After serving in the Battle of Greece in April and May 1941, Disher embarked for Australia on 1 August 1941, where he became ADMS of the 1st Armoured Division. He was promoted to brigadier on 6 April 1942, and became Deputy Director of Medical Services (DDMS) of II Corps on 14 April 1942. On 30 November 1942 he took over as DDMS of New Guinea Force. As such, he was in charge of the medical arrangements during the Battle of Buna-Gona. He returned to Australia on 13 July 1943, and became Director of Medical Services (DMS) of the First Army. He relinquished that appointment on 6 September 1944, and went on leave without pay. His AIF appointment was terminated on 21 June 1945, and he was transferred to the Reserve of Officers as a brigadier.

==Later life==
After the war, Disher retired from medicine and moved to an 800 ha sheep and cattle grazing property on the shores of Lake Wellington in Gippsland that his grandfather had acquired in 1869, and of which he had become owner on the death of his father on 31 May 1944. Disher died at Sale on 13 March 1976, and his remains were cremated. He had no children, and his wife died on 8 June 1946.
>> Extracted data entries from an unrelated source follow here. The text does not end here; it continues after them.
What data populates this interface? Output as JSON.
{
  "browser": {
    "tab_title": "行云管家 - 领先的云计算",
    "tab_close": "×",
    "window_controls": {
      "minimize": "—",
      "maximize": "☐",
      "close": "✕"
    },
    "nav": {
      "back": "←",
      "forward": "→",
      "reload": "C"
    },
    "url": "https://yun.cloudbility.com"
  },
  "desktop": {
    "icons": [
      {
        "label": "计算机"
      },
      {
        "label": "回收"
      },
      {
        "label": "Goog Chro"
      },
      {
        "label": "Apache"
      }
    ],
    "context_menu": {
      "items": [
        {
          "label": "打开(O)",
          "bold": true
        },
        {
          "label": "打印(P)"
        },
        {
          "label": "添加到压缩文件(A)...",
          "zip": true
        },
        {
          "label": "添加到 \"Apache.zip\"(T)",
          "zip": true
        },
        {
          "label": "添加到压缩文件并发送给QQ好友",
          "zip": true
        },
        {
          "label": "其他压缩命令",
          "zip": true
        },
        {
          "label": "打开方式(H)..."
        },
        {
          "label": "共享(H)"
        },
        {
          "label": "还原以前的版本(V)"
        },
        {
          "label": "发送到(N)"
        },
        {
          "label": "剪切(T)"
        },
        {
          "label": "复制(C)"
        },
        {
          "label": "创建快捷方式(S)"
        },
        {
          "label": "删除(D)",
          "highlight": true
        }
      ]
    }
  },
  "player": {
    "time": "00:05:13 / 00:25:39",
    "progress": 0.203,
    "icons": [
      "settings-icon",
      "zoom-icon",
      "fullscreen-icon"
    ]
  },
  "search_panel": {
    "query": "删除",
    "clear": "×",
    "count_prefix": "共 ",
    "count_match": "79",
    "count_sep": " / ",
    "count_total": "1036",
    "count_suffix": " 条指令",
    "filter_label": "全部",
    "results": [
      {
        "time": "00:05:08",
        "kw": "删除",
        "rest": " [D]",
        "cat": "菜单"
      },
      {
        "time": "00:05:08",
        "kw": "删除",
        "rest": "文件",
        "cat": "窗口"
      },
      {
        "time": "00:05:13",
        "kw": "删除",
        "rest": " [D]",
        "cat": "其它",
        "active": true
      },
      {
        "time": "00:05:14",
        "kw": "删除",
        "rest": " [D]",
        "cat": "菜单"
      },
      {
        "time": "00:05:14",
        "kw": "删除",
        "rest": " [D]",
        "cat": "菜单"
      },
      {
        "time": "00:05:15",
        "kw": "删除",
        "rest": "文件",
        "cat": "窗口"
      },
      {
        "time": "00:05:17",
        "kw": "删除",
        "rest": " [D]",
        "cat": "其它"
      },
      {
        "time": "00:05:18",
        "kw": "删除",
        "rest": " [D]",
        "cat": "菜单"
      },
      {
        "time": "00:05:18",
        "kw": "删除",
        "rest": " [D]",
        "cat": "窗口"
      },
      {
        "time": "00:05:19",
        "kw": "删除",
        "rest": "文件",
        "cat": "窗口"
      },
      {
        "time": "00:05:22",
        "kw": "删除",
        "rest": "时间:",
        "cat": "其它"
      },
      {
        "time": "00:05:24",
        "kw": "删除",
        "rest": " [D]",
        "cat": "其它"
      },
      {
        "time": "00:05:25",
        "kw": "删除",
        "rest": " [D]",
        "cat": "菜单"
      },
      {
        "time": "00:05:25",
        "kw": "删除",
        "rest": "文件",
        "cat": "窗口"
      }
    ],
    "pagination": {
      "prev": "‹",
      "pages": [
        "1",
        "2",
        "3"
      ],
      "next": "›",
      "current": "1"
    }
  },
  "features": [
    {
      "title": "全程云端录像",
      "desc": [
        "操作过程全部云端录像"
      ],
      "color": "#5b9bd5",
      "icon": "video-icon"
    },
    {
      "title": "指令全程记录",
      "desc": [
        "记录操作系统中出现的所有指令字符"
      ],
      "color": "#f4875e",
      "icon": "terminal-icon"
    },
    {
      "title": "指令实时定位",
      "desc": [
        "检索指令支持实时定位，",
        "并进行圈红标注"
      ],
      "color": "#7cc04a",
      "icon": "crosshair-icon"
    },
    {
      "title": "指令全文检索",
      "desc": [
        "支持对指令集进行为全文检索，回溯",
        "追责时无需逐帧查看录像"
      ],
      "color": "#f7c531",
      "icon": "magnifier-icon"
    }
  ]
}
Disher bequeathed his estate at Strathfieldsaye, which was valued at around $588,500, along with its records, to the University of Melbourne, which established the Strathfieldsaye Institute of Teaching and Research in Agriculture and Allied Sciences. The records were transferred to the University of Melbourne archives.

The Disher Challenge Cup, an annual rowing race for eight-oared boats on Canberra's Lake Burley Griffin that is contested by the Australian Defence Force Academy, the Royal Military College, Duntroon, and the Australian National University, was named in his honour; Disher presented the cup to the inaugural winners in 1971.